De kale banden van mevrouw
Naar de garage voor nieuwe banden is hetzelfde als de helpdesk bellen bij computerproblemen. Ze gaan je altijd vragen stellen, waar je het antwoord niet op weet. En ja hoor. “De bandenmaat,” wil de man aan de telefoon weten. Die heb ik even niet paraat en ik zeg: “Zoek ik op en ik bel terug.” Heel optimistisch, want als ik buiten op de knieën voor m’n auto ligt, weet ik niet welk cijfer de bandenmaat is. In mijn simpele veronderstelling hebben alle Fiat Seicento‘s dezelfde maat. Kleine ronde wieltjes.
Maar nee, een getal hebben ze nodig, dus op naar de garage. Bewapend met pen en een kladblok loopt er een monteur mee naar buiten ‘om even naar de banden van mevrouw te kijken’. Ze blijken kaal te zijn. Ja hallo, dacht je dat ik voor de gezelligheid hier naar toe ben komen rijden? (dat zei ik niet hardop).
Maar ook met de achterbanden blijkt het één en ander mis. Zucht…
Weer binnen neemt de monteur plaats achter de computer en begint te tikken. Even wordt de man afgeleid door een collega die een vraag stelt. Ik sta erbij en luister ernaar. Er schijnt iemand dringend een onderdeel nodig te hebben, iets dat er niet blijkt te zijn, iets waar iemand anders voor had moeten zorgen, maar die had dat weer uitbesteed aan een andere collega en die collega was het weer vergeten te bestellen. Mijn monteur wijst naar me en zegt: “Even verder met de kale banden van mevrouw.” HAHAHA! (ook niet hardop).

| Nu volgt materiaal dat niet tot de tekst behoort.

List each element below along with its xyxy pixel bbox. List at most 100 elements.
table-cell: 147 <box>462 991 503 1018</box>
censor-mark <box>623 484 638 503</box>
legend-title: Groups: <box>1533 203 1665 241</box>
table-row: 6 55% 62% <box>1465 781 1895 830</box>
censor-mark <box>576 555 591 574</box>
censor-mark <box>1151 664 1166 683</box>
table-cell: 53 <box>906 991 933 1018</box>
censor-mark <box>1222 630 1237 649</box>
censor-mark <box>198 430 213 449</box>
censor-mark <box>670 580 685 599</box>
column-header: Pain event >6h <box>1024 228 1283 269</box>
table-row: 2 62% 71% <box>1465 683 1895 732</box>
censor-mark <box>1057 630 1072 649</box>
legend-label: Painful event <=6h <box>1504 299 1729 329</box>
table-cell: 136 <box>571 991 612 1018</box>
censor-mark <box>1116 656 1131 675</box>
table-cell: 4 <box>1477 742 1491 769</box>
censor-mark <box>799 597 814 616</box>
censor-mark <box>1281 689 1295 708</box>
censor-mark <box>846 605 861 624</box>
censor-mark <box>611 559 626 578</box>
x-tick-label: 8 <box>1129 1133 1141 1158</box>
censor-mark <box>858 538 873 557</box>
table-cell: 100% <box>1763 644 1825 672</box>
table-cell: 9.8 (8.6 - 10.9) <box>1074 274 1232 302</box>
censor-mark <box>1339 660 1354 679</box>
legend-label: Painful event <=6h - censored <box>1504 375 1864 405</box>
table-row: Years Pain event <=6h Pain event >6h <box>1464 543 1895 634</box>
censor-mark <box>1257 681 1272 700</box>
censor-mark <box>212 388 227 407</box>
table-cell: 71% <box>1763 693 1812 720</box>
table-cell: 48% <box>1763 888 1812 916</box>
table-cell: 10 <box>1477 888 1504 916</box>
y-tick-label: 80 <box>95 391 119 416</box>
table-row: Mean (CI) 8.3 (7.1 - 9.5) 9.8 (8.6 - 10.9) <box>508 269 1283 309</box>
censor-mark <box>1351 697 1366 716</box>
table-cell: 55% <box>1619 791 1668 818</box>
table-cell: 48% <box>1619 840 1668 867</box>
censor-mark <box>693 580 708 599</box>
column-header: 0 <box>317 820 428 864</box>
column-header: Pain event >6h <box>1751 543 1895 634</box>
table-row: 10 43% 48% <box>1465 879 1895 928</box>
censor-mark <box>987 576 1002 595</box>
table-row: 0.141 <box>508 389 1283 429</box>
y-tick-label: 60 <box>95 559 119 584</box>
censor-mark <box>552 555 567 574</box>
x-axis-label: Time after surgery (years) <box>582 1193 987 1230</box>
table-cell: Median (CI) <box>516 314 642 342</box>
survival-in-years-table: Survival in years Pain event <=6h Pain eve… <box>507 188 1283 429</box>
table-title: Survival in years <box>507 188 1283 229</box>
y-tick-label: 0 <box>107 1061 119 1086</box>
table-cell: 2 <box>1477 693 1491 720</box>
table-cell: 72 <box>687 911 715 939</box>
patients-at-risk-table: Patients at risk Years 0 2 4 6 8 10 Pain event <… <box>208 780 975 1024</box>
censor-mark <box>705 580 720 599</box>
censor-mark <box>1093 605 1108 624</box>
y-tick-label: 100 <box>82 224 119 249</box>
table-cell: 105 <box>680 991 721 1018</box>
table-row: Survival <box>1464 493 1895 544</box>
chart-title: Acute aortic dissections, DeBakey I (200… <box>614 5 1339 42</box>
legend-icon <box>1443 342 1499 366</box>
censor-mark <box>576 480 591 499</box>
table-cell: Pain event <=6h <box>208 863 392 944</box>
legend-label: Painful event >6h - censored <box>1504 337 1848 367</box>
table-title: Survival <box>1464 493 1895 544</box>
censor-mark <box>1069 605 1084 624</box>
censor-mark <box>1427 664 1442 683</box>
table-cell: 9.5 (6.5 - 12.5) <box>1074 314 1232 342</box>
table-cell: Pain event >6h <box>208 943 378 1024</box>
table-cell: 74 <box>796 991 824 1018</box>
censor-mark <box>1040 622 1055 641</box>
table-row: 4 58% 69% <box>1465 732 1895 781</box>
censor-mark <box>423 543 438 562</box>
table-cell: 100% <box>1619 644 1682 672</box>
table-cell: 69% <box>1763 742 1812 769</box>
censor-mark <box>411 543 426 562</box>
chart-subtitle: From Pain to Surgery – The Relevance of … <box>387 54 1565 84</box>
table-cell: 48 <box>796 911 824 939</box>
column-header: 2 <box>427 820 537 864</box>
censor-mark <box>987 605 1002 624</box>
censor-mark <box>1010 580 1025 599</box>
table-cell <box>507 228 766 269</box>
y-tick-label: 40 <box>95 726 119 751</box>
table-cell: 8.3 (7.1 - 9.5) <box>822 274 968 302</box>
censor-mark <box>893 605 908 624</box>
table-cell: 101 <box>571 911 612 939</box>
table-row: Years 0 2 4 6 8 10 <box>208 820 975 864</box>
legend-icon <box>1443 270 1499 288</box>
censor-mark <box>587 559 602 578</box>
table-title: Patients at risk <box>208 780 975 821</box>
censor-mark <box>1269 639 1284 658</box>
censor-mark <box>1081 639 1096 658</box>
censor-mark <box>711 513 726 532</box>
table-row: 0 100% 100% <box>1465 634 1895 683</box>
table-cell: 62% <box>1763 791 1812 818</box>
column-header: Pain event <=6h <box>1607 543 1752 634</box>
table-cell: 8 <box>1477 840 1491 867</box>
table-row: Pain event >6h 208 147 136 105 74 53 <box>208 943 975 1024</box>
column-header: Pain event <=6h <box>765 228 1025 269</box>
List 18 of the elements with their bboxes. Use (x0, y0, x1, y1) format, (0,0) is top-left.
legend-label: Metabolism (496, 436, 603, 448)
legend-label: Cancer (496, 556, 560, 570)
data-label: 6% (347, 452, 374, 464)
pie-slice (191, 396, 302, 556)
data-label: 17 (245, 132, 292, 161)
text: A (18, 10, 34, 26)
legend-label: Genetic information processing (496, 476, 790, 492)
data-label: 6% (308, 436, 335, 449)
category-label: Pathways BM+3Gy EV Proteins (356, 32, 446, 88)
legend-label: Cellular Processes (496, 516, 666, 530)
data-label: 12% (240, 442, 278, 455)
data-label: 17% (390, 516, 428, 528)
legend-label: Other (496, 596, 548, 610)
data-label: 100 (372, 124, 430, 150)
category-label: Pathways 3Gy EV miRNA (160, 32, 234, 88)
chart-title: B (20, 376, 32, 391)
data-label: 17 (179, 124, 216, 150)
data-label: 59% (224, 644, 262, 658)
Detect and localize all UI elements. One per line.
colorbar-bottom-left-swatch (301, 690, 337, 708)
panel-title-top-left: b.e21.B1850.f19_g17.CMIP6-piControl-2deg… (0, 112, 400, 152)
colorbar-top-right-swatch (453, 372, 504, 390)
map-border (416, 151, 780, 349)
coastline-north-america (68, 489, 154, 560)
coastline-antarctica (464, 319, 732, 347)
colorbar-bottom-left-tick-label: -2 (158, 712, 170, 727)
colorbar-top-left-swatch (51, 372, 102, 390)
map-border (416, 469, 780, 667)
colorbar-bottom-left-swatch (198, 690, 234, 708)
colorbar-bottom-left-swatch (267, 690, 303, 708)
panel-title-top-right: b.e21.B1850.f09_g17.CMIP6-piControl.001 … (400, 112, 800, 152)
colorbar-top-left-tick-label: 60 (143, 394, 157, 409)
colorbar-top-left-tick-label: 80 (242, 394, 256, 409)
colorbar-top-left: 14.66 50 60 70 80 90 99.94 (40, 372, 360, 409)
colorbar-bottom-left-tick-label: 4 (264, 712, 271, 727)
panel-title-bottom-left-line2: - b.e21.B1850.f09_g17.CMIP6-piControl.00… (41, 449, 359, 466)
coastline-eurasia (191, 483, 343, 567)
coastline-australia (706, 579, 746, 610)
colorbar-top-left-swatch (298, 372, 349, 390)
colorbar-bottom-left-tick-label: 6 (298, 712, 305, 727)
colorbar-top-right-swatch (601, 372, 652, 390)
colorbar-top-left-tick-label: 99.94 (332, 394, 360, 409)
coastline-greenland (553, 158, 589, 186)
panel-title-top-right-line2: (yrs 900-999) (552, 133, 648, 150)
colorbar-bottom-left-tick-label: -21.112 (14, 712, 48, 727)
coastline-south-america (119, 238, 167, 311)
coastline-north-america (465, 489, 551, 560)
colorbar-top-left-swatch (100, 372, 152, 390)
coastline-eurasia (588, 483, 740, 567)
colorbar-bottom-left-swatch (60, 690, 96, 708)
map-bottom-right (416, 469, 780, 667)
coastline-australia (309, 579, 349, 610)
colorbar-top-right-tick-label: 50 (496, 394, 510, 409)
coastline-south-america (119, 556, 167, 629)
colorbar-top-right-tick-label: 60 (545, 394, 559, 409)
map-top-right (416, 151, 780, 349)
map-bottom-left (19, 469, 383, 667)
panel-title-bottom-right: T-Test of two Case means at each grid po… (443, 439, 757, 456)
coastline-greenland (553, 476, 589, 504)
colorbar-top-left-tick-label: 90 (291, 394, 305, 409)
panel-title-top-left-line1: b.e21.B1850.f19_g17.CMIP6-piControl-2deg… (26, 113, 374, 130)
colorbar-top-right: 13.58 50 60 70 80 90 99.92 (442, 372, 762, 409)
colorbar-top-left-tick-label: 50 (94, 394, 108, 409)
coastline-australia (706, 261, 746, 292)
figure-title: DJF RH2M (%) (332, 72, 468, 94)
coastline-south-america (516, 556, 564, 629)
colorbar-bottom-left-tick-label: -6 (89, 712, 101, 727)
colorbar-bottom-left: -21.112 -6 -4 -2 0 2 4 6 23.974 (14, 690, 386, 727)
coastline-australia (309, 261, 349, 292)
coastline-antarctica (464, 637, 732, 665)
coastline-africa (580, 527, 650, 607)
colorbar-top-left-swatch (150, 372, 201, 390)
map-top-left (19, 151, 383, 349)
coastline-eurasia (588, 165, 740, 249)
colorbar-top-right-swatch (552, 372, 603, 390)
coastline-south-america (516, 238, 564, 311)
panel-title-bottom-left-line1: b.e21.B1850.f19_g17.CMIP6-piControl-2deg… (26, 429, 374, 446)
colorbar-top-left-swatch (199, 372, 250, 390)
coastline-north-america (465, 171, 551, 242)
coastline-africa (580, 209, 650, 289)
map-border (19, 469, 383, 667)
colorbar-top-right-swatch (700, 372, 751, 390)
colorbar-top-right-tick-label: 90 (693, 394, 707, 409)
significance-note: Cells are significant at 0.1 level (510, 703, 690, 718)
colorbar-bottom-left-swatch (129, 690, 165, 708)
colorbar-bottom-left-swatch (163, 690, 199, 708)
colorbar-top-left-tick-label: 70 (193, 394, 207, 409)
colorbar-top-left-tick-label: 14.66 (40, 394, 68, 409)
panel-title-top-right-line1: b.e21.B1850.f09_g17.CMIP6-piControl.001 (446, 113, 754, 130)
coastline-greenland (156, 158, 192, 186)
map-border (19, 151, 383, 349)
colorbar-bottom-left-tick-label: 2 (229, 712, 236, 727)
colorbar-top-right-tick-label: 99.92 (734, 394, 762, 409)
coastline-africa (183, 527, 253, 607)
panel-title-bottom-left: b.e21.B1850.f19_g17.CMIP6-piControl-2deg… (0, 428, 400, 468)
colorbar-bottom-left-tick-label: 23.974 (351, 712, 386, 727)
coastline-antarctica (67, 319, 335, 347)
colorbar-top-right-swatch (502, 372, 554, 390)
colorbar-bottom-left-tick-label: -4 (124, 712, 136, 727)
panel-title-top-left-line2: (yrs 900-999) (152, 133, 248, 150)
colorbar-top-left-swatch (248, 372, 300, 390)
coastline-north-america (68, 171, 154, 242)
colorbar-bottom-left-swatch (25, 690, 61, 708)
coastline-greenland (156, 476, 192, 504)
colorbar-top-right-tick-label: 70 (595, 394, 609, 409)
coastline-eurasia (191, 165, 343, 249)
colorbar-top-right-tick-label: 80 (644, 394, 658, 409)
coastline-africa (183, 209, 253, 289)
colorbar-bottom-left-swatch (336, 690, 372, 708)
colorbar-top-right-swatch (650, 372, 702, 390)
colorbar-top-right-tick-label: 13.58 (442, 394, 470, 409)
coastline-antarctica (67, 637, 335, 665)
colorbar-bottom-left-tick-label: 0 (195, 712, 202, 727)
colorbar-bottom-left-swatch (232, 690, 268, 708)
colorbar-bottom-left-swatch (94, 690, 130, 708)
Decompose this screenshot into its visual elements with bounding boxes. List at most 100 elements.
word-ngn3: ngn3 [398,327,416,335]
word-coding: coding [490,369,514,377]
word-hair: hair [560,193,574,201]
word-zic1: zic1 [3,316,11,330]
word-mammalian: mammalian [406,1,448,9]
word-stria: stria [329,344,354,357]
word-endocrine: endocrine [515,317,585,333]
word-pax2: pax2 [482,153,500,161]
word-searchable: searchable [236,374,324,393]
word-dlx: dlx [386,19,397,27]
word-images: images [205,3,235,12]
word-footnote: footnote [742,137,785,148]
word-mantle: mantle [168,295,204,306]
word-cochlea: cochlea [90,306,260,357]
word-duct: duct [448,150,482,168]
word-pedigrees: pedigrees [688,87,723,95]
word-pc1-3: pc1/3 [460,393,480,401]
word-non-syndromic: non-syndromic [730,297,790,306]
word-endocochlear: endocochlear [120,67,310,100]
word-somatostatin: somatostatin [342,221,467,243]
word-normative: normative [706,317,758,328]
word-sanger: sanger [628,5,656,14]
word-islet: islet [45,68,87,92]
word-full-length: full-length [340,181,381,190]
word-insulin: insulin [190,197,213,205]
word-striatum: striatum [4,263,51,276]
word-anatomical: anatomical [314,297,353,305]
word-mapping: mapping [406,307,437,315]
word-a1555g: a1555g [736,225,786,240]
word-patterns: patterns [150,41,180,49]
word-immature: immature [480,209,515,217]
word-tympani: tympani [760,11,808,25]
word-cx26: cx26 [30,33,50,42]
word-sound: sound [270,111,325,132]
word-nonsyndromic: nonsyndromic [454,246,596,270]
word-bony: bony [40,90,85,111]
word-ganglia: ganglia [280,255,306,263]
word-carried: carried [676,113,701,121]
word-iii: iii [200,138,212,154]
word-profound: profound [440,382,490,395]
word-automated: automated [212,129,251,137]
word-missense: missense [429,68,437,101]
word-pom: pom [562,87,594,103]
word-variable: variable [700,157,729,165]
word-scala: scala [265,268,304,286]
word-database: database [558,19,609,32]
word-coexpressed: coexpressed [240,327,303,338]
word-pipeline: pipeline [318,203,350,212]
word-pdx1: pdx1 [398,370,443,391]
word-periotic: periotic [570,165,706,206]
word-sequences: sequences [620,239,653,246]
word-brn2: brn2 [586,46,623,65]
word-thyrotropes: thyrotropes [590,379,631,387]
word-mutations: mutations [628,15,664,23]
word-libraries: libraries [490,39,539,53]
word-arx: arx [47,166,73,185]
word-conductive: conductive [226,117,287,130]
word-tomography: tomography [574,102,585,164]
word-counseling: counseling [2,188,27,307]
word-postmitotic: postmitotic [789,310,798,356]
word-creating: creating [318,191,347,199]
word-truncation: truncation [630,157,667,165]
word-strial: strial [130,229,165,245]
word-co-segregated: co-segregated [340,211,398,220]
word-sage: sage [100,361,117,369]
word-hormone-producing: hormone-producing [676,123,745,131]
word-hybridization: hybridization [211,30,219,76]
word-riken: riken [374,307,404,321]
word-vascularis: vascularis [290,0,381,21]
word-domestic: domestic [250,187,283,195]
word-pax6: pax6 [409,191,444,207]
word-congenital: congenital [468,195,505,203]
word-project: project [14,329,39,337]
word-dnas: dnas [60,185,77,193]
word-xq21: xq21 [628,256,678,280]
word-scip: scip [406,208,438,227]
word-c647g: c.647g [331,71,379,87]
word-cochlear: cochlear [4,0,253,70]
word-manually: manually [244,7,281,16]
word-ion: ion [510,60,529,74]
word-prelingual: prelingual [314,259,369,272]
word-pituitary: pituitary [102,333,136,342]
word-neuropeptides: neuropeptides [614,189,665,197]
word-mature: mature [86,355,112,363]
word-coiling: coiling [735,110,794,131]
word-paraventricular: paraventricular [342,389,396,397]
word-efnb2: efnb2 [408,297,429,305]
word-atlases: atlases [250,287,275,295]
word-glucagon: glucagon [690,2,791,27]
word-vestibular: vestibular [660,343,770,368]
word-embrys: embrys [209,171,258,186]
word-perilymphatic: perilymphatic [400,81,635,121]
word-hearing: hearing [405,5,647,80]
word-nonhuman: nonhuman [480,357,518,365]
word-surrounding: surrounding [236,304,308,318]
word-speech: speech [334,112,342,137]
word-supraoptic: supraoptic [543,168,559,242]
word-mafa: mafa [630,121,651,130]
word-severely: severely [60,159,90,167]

Blijkt het om een hééééél speciale maat te gaan. Errug duur ook. Zoooo duur dat het zelfs meneer de monteur te gortig is. De goede man gaat het tot op de bodem uitzoeken en belt me nog terug. “Grotere banden zijn zeker de helft goedkoper,” lacht hij nog.
“Lijkt me wat onhandig rijden.” (dat zei ik wel hardop).